What often gets left unsaid in the discussions around gubernatorial appointments in Texas is the seedy underbelly of how those appointments get made. The tentacles of the Texas government are a cesspool of high-level donors and other “influencers” in the political orbit, supposedly selected for their subject matter expertise but often chosen for their political fealty to the governor.
It is, in practice, no different from the patronage system of government still used in cities and states generally governed by Democrats that Texas Republicans love to attack regularly. I’ve lived in cities like Chicago and Buffalo, where city departments are regularly staffed by members of a specific elected official’s “organization.” In New York, both parties engage in patronage at the county level, where each party is given an office in the Board of Elections in every county and generally fills their staff with political appointees who are also active in county politics.
It isn’t a great system in many respects, but it is almost inarguable that people who live in those cities receive better service than the citizens of Texas did this week. One of the reasons for that disparity is that the patronage system is often on full display in the cities and states that still cling to it, and you know Bob has his job at the water department because he knocked doors for some state Senator, but at least Bob shows up when the water stops flowing to your house.
In Texas, our patronage system bubbles under the surface, only spilling out on the street in moments of abject crisis. For decades, PUC appointees have been ideologically aligned with the statewide Republican elected officials who opposed efforts to more closely regulate our grid and energy generation practices, leading to fairly toothless work on behalf of the people of Texas.

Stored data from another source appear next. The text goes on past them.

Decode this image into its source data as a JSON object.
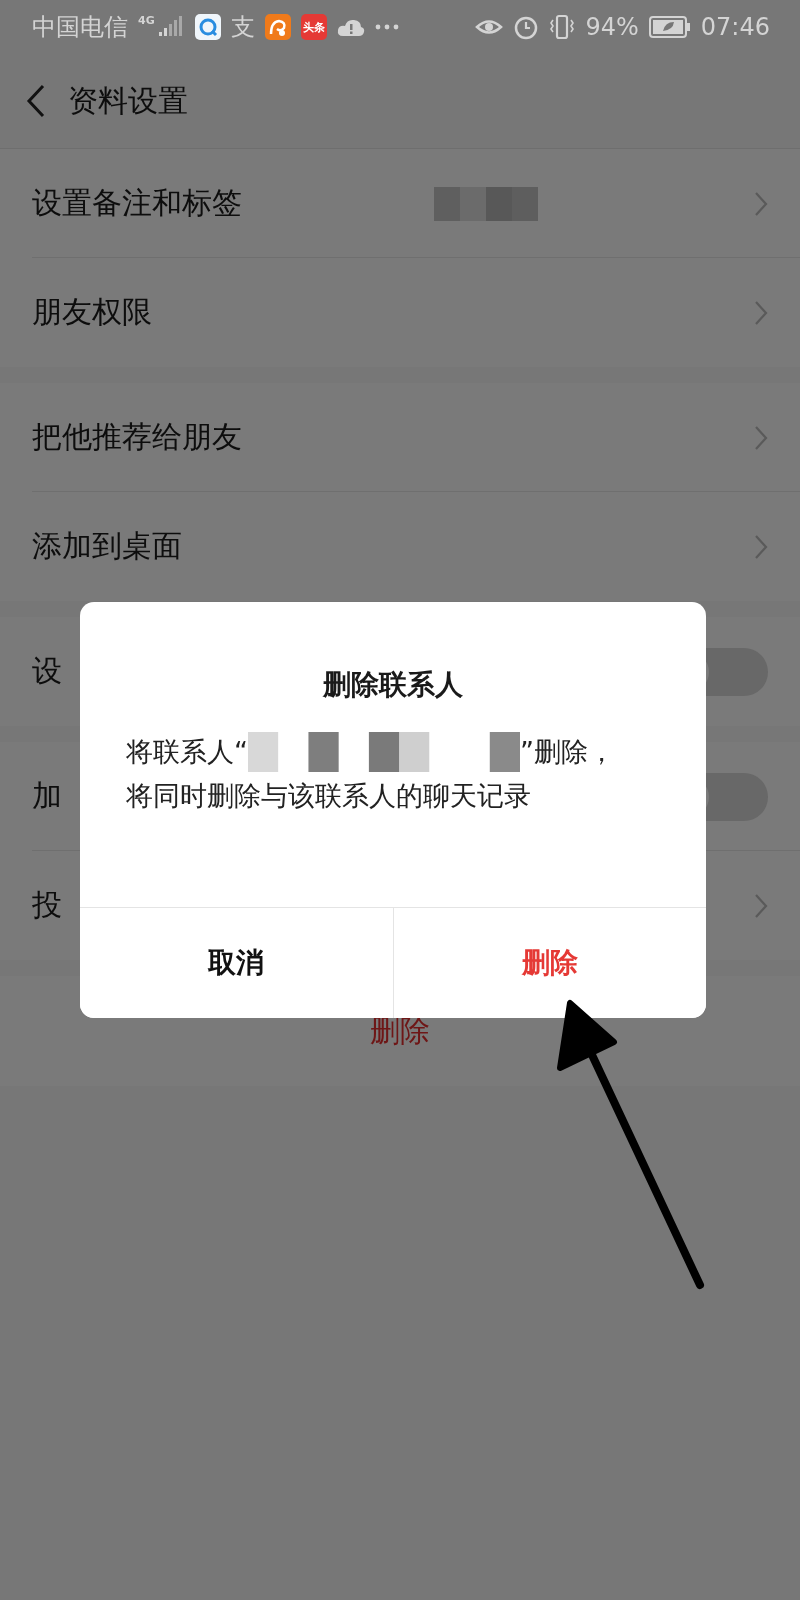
{
  "status_bar": {
    "carrier": "中国电信",
    "network": "4G",
    "app_icons": [
      {
        "kind": "browser"
      },
      {
        "kind": "alipay",
        "text": "支"
      },
      {
        "kind": "squirrel"
      },
      {
        "kind": "news",
        "text": "头条"
      },
      {
        "kind": "cloud"
      },
      {
        "kind": "more"
      }
    ],
    "battery_percent": "94%",
    "time": "07:46"
  },
  "header": {
    "title": "资料设置"
  },
  "sections": [
    {
      "items": [
        {
          "label": "设置备注和标签",
          "kind": "chevron",
          "redacted_value": true
        },
        {
          "label": "朋友权限",
          "kind": "chevron"
        }
      ]
    },
    {
      "items": [
        {
          "label": "把他推荐给朋友",
          "kind": "chevron"
        },
        {
          "label": "添加到桌面",
          "kind": "chevron"
        }
      ]
    },
    {
      "items": [
        {
          "label": "设",
          "kind": "toggle",
          "on": false
        }
      ]
    },
    {
      "items": [
        {
          "label": "加",
          "kind": "toggle",
          "on": false
        },
        {
          "label": "投",
          "kind": "chevron"
        }
      ]
    }
  ],
  "delete_button": "删除",
  "dialog": {
    "title": "删除联系人",
    "message_start": "将联系人“",
    "message_end": "”删除，",
    "message_line2": "将同时删除与该联系人的聊天记录",
    "buttons": [
      {
        "label": "取消",
        "kind": "cancel"
      },
      {
        "label": "删除",
        "kind": "destructive"
      }
    ]
  }
}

The end result is a crisis like the one we’re currently living through, which is an unmistakable failure of state government from top to bottom. Unfortunately, in Texas, that failure is by design. Abbott didn’t do more to keep ERCOT in check or put genuine reformers in place at the PUC because he didn’t want to. As long as energy producers were making their payday and the lights stayed on, Abbott couldn’t have cared less if they properly weatherized equipment and facilities or not. What are the odds that will be a problem anyway, right?

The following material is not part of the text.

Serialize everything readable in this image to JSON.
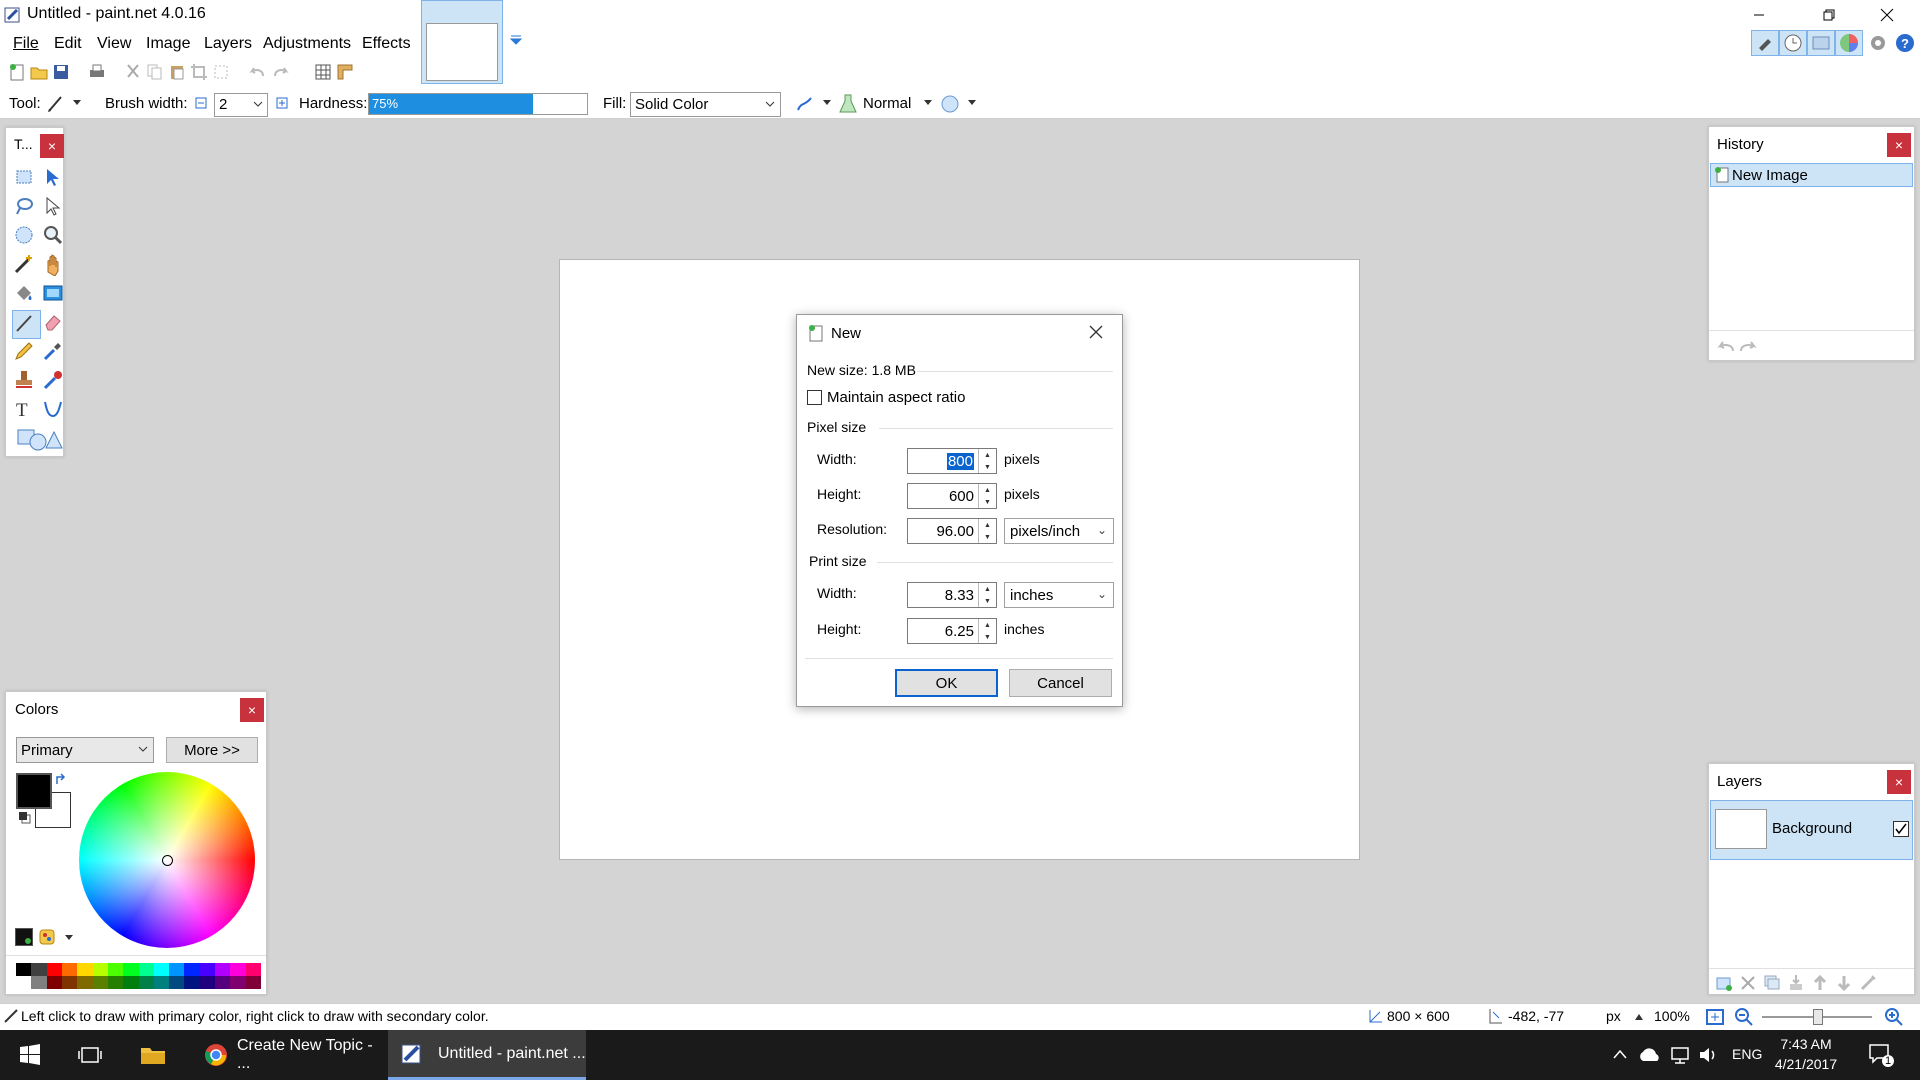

And now it’s Abbott who wants to talk tough about holding ERCOT responsible, making it an emergency item on the legislative agenda (one of the few legislative powers bestowed upon a governor in Texas) and pledging to hold them accountable.
But where is the accountability for Abbott, who was Texas Attorney General when the 2011 ice storms hit the state and prompted the last round of consternation over our inadequate grid and emergency preparedness? How can we possibly trust that, in six years as governor, not a single person ever uttered a concern about our grid and that there wasn’t a single staffer in his office who asked a tough question of ERCOT or the PUC?
The sad truth is that we can’t trust Greg Abbott, not to tell the truth or to execute his responsibilities as governor with any competence whatsoever. The open question people keep posing on social media is if Texas is a failed state. At times last week, it certainly felt like one, and we can’t ever forget that feeling. As we begin to rebuild and renew, we must remember why we’re in this situation in the first place and who it was that bears ultimate responsibility for the hours we’re spending in crawl spaces trying to fix burst pipes and volunteering to distribute water and food to the Texans most in need.
We can’t forget that we’re in this situation because Greg Abbott and Texas Republicans put profits and politics above human lives.